Siyasal iktidarın kamu adına direk dini alanlarla ilgili teşebbüslerde bulunması, yatırımlar yapması, birilerine arka çıkması asla tasvip edilemez ve dine hizmet olarak görülemez. Tam aksine o hizmetlerden mahrum kalanların hasetlerini, kinlerini ve nefretlerini artırır.
İktidarların işin başında en üsttekinden başlamak üzere en alt kademedeki çalışana kadar, devleti adil yöneteceğine, yolsuzluk yapmayacağına, devlet malları, imkanları üzerinde herhangi bir haksız tasarrufta bulunmayacağına, kamu hizmetini ifada ehliyet ve liyakate riayet edeceğine, tüm tasarruflarını istişare heyeti vasfına haiz TBMM’de müzakere / istişare ederek yasallaştıracağına, kuvvetler ayrılığı prensibine tam bir sadakatle uyacağına dair kutsalları üzerine yemin ederek başlamaları ve uygulamalarını hem TBMM ve hem de diğer yargı ve denetim birimlerine şeffaf bir şekilde denetime açmaları ve sonuçlarını da halkla paylaşmaları dinlerine / inançlarına yapacakları en büyük hizmettir.
Ne diyaneti güçlendirmeye ne imam hatip okullarını çoğaltmaya ve ne de milli eğitim müfredatına dini içerikli dersler koymaya gerek yoktu. Dini mensubiyetleri ve dini değerleri de siyasi temsilde öne geçirmemeleri gerekmekteydi.
AKP’nin ilk yıllarındaki yarım yamalak uygulamaları bile halkta beklenmedik bir teveccüh uyandırmıştı. Bu sayede cumhuriyet tarihinin en büyük toplumsal desteğine kavuştu. O zamanlar entelektüel çevrede şu değerlendirmeye sıklıkla şahitlik etmekteydim: “Eğer iktidar bu siyasi pratiğini böyle sürdürürse bundan böyle CHP’nin iktidar olma imkanı bir hayalden öteye geçemez.”

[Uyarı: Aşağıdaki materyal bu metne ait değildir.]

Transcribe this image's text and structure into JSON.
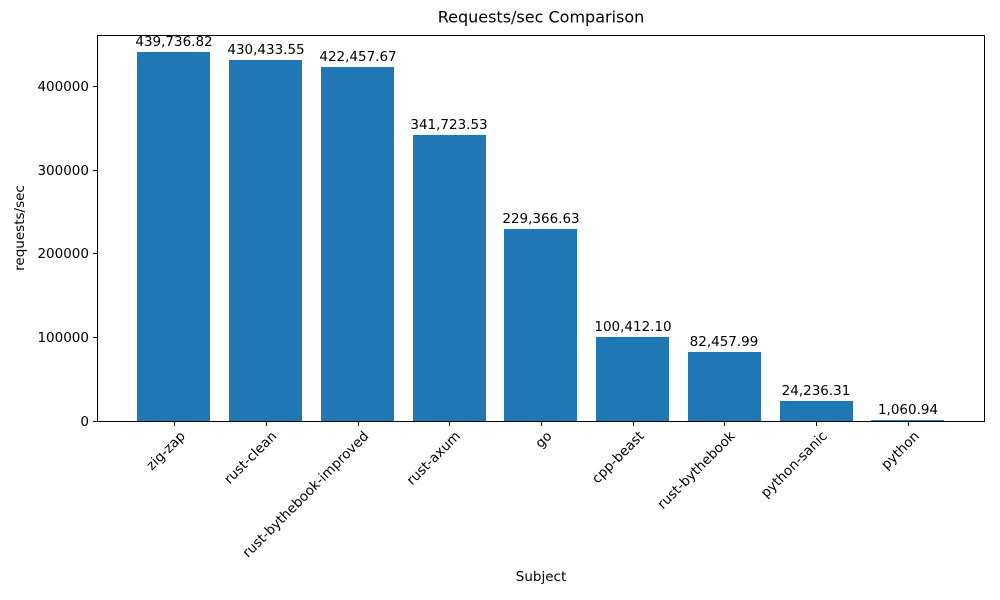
{
  "chart_data": {
    "type": "bar",
    "title": "Requests/sec Comparison",
    "xlabel": "Subject",
    "ylabel": "requests/sec",
    "categories": [
      "zig-zap",
      "rust-clean",
      "rust-bythebook-improved",
      "rust-axum",
      "go",
      "cpp-beast",
      "rust-bythebook",
      "python-sanic",
      "python"
    ],
    "values": [
      439736.82,
      430433.55,
      422457.67,
      341723.53,
      229366.63,
      100412.1,
      82457.99,
      24236.31,
      1060.94
    ],
    "value_labels": [
      "439,736.82",
      "430,433.55",
      "422,457.67",
      "341,723.53",
      "229,366.63",
      "100,412.10",
      "82,457.99",
      "24,236.31",
      "1,060.94"
    ],
    "yticks": [
      0,
      100000,
      200000,
      300000,
      400000
    ],
    "ytick_labels": [
      "0",
      "100000",
      "200000",
      "300000",
      "400000"
    ],
    "ylim": [
      0,
      461723.66
    ],
    "bar_color": "#1f77b4",
    "grid": false,
    "legend": "none"
  }
}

Tabii ki, öyle olmadı, yarım yamalak reformlarıyla 2010’a kadar gelen iktidar ondan sonra halkın bu teveccühünün ilelebet payidar kalacağı zehabına kapılarak farklı bir haleti ruhiyeye sahip oldu. Yani, iktidardan mutlak iktidara inkılap etti. İktidar onları bozmuştu, mutlak iktidar onları tamamen çığırlarından çıkardı. Ne kendileri ve ne de yönettikleri topluma bir hayırları dokunmadığı gibi dillerinden eksik etmedikleri dini değerlerin de köküne kibrit suyu döküp itibarsızlaştırdılar.
Netice olarak AKP deneyimi tüm bu olup bitenlerden namuslu çıkan müslüman siyasetçiler için tecrübelerle dolu önemli bir deneyimdi. Temenni ederim ki, bu yanlışları tashih ve ıslah edecek erdemli, yetkin bir yönetim ekibi gelir de birbirine karışan doğru ve yanlışları tefrik eder, adil, müreffeh yeni bir siyasi rejim ihdas ederek, geçmişi unutturur.